The instruments that are used to measure electrical quantities (such as electric current, voltage, power, electric energy, frequency etc.) are called electrical instruments.
Classification of Electrical Instruments
The electrical instruments divided into two types
- Absolute instruments
- Secondary instruments
- Absolute Instruments: The instruments that give the value of the quantity to be measured in terms of the constants of the instrument are called absolute instruments. The examples of such instruments are Tangent Galvanometer and Rayleigh’s Current Balance. No previous calibration is necessary in such types of instruments. They are used only in standard laboratories.
- Secondary Instruments: The instruments that determine the electrical quantity to be measured directly in terms of deflection are called secondary instruments.These instruments are provided with a calibrated scale.
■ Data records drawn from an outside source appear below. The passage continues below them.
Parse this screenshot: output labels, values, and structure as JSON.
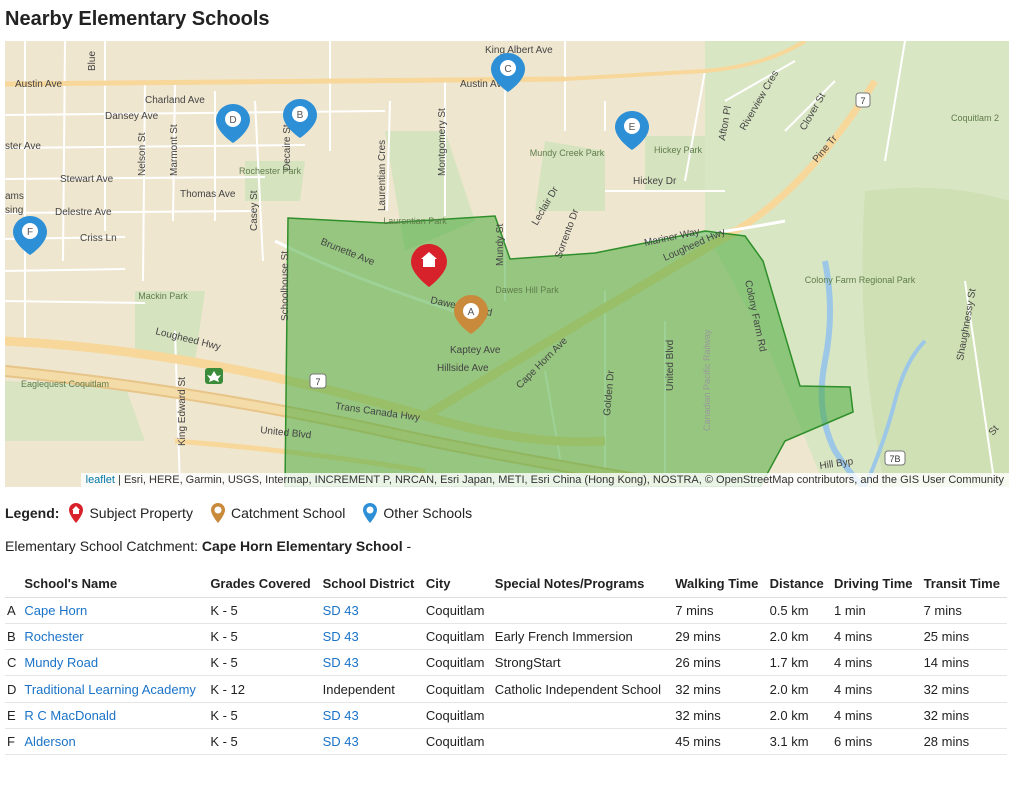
{
  "title": "Nearby Elementary Schools",
  "map": {
    "street_labels": {
      "austin_w": "Austin Ave",
      "austin_e": "Austin Ave",
      "king_albert": "King Albert Ave",
      "charland": "Charland Ave",
      "dansey": "Dansey Ave",
      "stewart": "Stewart Ave",
      "thomas": "Thomas Ave",
      "delestre": "Delestre Ave",
      "criss": "Criss Ln",
      "brunette": "Brunette Ave",
      "dawes": "Dawes Hill Rd",
      "kaptey": "Kaptey Ave",
      "hillside": "Hillside Ave",
      "lougheed_w": "Lougheed Hwy",
      "lougheed_e": "Lougheed Hwy",
      "trans_canada": "Trans Canada Hwy",
      "united": "United Blvd",
      "united_v": "United Blvd",
      "mariner": "Mariner Way",
      "hickey": "Hickey Dr",
      "colony_rd": "Colony Farm Rd",
      "pine": "Pine Tr",
      "blue": "Blue",
      "ster": "ster Ave",
      "nelson": "Nelson St",
      "marmont": "Marmont St",
      "decaire": "Decaire St",
      "casey": "Casey St",
      "schoolhouse": "Schoolhouse St",
      "laurentian": "Laurentian Cres",
      "montgomery": "Montgomery St",
      "mundy_st": "Mundy St",
      "leclair": "Leclair Dr",
      "sorrento": "Sorrento Dr",
      "cape_horn_ave": "Cape Horn Ave",
      "golden": "Golden Dr",
      "king_edward": "King Edward St",
      "mackin": "Mackin Park",
      "eaglequest": "Eaglequest Coquitlam",
      "rochester_park": "Rochester Park",
      "laurentian_park": "Laurentian Park",
      "mundy_creek": "Mundy Creek Park",
      "hickey_park": "Hickey Park",
      "dawes_park": "Dawes Hill Park",
      "colony_farm_park": "Colony Farm Regional Park",
      "coquitlam2": "Coquitlam 2",
      "clover": "Clover St",
      "riverview": "Riverview Cres",
      "afton": "Afton Pl",
      "shaughnessy": "Shaughnessy St",
      "cpr": "Canadian Pacific Railway",
      "hill_byp": "Hill Byp",
      "route_7": "7",
      "route_7b": "7B",
      "ams": "ams",
      "sing": "sing",
      "st_label": "St"
    },
    "pins": {
      "a": "A",
      "b": "B",
      "c": "C",
      "d": "D",
      "e": "E",
      "f": "F"
    },
    "attribution_link": "leaflet",
    "attribution_text": " | Esri, HERE, Garmin, USGS, Intermap, INCREMENT P, NRCAN, Esri Japan, METI, Esri China (Hong Kong), NOSTRA, © OpenStreetMap contributors, and the GIS User Community",
    "colors": {
      "subject": "#d7222b",
      "catchment": "#c98a3c",
      "other": "#2d8fd5",
      "catchment_area": "#4cab3f"
    }
  },
  "legend": {
    "label": "Legend:",
    "subject": "Subject Property",
    "catchment": "Catchment School",
    "other": "Other Schools"
  },
  "catchment": {
    "prefix": "Elementary School Catchment: ",
    "school": "Cape Horn Elementary School",
    "suffix": " -"
  },
  "table": {
    "headers": [
      "School's Name",
      "Grades Covered",
      "School District",
      "City",
      "Special Notes/Programs",
      "Walking Time",
      "Distance",
      "Driving Time",
      "Transit Time"
    ],
    "rows": [
      {
        "letter": "A",
        "name": "Cape Horn",
        "grades": "K - 5",
        "district": "SD 43",
        "city": "Coquitlam",
        "notes": "",
        "walk": "7 mins",
        "distance": "0.5 km",
        "drive": "1 min",
        "transit": "7 mins"
      },
      {
        "letter": "B",
        "name": "Rochester",
        "grades": "K - 5",
        "district": "SD 43",
        "city": "Coquitlam",
        "notes": "Early French Immersion",
        "walk": "29 mins",
        "distance": "2.0 km",
        "drive": "4 mins",
        "transit": "25 mins"
      },
      {
        "letter": "C",
        "name": "Mundy Road",
        "grades": "K - 5",
        "district": "SD 43",
        "city": "Coquitlam",
        "notes": "StrongStart",
        "walk": "26 mins",
        "distance": "1.7 km",
        "drive": "4 mins",
        "transit": "14 mins"
      },
      {
        "letter": "D",
        "name": "Traditional Learning Academy",
        "grades": "K - 12",
        "district": "Independent",
        "city": "Coquitlam",
        "notes": "Catholic Independent School",
        "walk": "32 mins",
        "distance": "2.0 km",
        "drive": "4 mins",
        "transit": "32 mins"
      },
      {
        "letter": "E",
        "name": "R C MacDonald",
        "grades": "K - 5",
        "district": "SD 43",
        "city": "Coquitlam",
        "notes": "",
        "walk": "32 mins",
        "distance": "2.0 km",
        "drive": "4 mins",
        "transit": "32 mins"
      },
      {
        "letter": "F",
        "name": "Alderson",
        "grades": "K - 5",
        "district": "SD 43",
        "city": "Coquitlam",
        "notes": "",
        "walk": "45 mins",
        "distance": "3.1 km",
        "drive": "6 mins",
        "transit": "28 mins"
      }
    ]
  }
}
These are the secondary instruments which are most generally used in everyday work. These instruments are most commonly used in generating stations, substations, laboratories, industries etc. Ammeters, Voltmeters, Wattmeters, Energy meters etc are the examples of secondary instruments.
Types of Secondary Instruments
The secondary instruments are further divided into following types:-
- Indicating Instruments:- The instruments which indicate the magnitude of electrical quantity being measured instantaneously are called indicating instruments. Examples of such instruments are ammeters, voltmeters and wattmeters.
- Integrating Instruments:- The instruments which measure total quantity of electrical energy in a given time are called integrating instruments. Energy meter is the example of integrating instrument.
- Recording Instruments:- The instruments which give a continuous record of the variations of the electrical quantity being measured are called recording instruments. EEG and ECG are the example of such instruments.
A recording instrument is merely an indicating instrument with a pen attached to its pointer. The motion of the drum is in a direction perpendicular to that of the deflection of the pen. The path traced out indicates the variation in the electrical quantity being measured during the given period.